What are your typical rep ranges?
Anywhere from 6 to 25 really. I’ll start out with a warm-up set of 10, and then go heavier and as go heavier until I can only do 4. Once do 4 I’ll drop the weight down and go to a set of 25 just for the hypertrophy.
Are you more of a high-volume trainer or high-intensity with shorter rest periods?
I typically hit one or two muscle groups a day and try to hit them pretty hard and do quite a few exercises, so I’d say high volume. I don’t really jump from exercise to exercise too much be cause I work out at really crowded gyms, so supersetting kind of pisses everybody off. I’ll do 45 seconds and get back in if I’m using a moderate weight. If I’m going heavy I may need a 2 minute break before I actually hit it again.
So looking at your training split, are Sundays always your day off?

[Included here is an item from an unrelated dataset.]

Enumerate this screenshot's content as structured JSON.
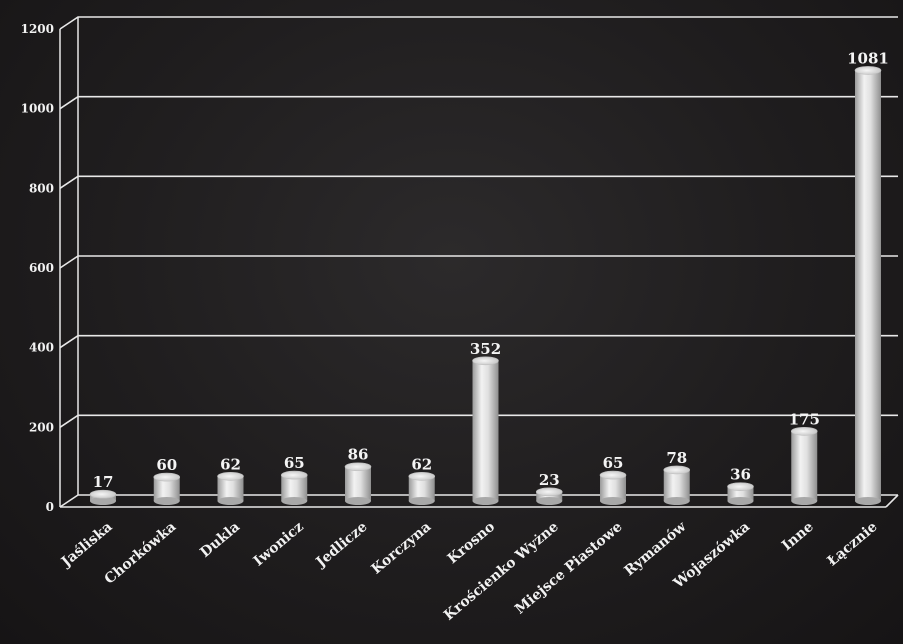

Each week I hit each muscle group two times and I do three days of cardio. The day off depends on my schedule since it changes so much. I don’t plan a rest day, it just happens when I’m too busy. But I typically take one day off each week.
What is your approach to ab training?
When I’m training for my abs I’m doing more cardio, more squats and more deadlifts. That’s how I bring out my abs. To me, your abdominal muscles are there, it’s the fat layer you have to get rid of. So when I’m preparing for a photo shoot I’ll cut out more of the carbs, take out more of the rice and add vegetables like spinach. And I’m doing, every other day I’m doing squats or deadlifts, back and forth for a week or two. It doesn’t have to be heavy weight it just has to trigger all those muscles because your legs are the largest muscle group in your body, so they’re gonna burn the most calories.